Déjà nous avions suivi et traversé plusieurs allées, quand il m’en fit prendre une qui conduisait à une charmille, dans laquelle se trouvait un pavillon, où j’avais été m’ennuyer quelquefois avec milord. Je me doutais bien de l’intention de mon conducteur ; et, favorablement disposée, comme je l’étais pour lui, on n’a pas de peine à croire que je n’hésitai point à l’accompagner. Quand nous fûmes à la porte du pavillon, il m’invita, d’un air galant, à entrer pour prendre le frais. Je me rendis à l’invitation et me jetai sur un lit de repos, où l’abbé pris place à côté de moi.
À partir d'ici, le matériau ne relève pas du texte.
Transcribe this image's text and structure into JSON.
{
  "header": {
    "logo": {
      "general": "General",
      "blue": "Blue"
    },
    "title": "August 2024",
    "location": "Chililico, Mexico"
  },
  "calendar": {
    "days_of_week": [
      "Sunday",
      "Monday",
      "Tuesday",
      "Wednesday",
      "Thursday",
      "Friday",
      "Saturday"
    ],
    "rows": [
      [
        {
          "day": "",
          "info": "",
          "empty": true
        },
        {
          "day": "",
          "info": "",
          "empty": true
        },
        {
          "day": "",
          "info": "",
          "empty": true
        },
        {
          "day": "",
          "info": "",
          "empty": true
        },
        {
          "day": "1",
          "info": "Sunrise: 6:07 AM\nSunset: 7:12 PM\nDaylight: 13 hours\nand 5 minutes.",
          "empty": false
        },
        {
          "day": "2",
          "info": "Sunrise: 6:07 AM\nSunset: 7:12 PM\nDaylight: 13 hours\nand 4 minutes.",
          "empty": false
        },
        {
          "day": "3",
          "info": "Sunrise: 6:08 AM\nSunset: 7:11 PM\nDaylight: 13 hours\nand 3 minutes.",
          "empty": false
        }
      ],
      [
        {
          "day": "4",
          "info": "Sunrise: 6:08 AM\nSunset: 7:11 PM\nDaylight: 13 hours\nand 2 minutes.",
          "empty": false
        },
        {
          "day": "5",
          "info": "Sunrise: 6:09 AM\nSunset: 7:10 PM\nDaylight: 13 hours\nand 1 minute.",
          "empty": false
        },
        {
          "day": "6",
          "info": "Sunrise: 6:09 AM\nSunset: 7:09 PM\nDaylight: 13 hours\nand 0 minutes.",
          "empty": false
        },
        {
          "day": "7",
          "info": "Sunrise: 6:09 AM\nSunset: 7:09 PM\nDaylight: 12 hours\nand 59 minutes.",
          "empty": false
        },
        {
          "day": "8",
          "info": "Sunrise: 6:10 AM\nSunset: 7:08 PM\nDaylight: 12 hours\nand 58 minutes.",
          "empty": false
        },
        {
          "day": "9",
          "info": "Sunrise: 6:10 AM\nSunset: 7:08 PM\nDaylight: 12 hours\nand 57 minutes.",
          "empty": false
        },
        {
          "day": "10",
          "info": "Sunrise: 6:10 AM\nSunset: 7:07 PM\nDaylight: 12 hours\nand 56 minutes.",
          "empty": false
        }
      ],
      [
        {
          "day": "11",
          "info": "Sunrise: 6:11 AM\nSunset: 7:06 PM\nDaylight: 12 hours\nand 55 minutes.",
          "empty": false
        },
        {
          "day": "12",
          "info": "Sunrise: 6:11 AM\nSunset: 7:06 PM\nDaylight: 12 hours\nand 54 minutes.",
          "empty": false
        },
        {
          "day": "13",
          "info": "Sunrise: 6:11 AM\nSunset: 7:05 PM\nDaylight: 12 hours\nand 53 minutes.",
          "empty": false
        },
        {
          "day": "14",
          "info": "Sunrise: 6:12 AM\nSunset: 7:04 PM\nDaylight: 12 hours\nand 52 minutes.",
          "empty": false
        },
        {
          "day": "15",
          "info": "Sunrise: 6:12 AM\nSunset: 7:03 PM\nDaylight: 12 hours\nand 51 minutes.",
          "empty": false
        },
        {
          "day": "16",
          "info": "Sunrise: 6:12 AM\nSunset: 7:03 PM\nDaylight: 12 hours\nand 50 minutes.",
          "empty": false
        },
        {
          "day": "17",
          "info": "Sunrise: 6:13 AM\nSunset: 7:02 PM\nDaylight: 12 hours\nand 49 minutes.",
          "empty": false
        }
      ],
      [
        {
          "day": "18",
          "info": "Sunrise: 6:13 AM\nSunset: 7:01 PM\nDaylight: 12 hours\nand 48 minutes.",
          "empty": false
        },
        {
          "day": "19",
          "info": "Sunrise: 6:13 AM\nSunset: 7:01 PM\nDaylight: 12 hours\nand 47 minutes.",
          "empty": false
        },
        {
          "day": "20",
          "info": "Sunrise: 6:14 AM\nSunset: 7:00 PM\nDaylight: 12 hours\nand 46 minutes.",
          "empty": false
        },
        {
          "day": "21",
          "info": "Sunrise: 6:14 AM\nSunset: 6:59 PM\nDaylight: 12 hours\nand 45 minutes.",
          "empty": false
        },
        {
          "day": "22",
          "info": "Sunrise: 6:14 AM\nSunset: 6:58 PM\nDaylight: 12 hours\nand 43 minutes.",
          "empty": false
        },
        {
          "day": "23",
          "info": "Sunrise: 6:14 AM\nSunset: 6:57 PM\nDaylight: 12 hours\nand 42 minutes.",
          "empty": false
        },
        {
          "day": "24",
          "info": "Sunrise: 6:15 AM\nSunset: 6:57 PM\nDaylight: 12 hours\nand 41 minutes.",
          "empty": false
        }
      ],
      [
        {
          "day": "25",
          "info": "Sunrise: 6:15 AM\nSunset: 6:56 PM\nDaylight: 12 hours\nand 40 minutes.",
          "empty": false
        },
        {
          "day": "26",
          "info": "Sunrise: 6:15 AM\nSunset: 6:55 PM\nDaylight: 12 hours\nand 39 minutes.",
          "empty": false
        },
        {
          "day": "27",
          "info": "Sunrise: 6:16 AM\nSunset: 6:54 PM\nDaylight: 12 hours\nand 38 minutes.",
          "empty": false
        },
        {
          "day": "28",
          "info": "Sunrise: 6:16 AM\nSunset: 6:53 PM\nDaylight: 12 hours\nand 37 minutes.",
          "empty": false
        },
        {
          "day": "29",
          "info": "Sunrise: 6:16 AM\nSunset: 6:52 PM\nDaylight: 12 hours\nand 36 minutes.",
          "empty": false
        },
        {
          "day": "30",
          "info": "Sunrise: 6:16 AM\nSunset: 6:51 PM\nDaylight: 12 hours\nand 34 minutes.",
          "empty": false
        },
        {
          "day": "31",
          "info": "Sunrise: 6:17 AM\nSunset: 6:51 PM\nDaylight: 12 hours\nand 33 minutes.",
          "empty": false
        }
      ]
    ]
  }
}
Ces messieurs sont très prompts dans leurs expéditions ; à peine se donna-t-il le temps de me reparler de sa tendresse, il voulut m’en convaincre ; déjà plusieurs baisers m’avaient été pris : un seul, que je rendis par hasard, mit le feu à la mèche ; et le fripon, en me renversant, m’apprit que l’éloquence et l’érudition n’étaient pas les seuls talents qu’il possédât.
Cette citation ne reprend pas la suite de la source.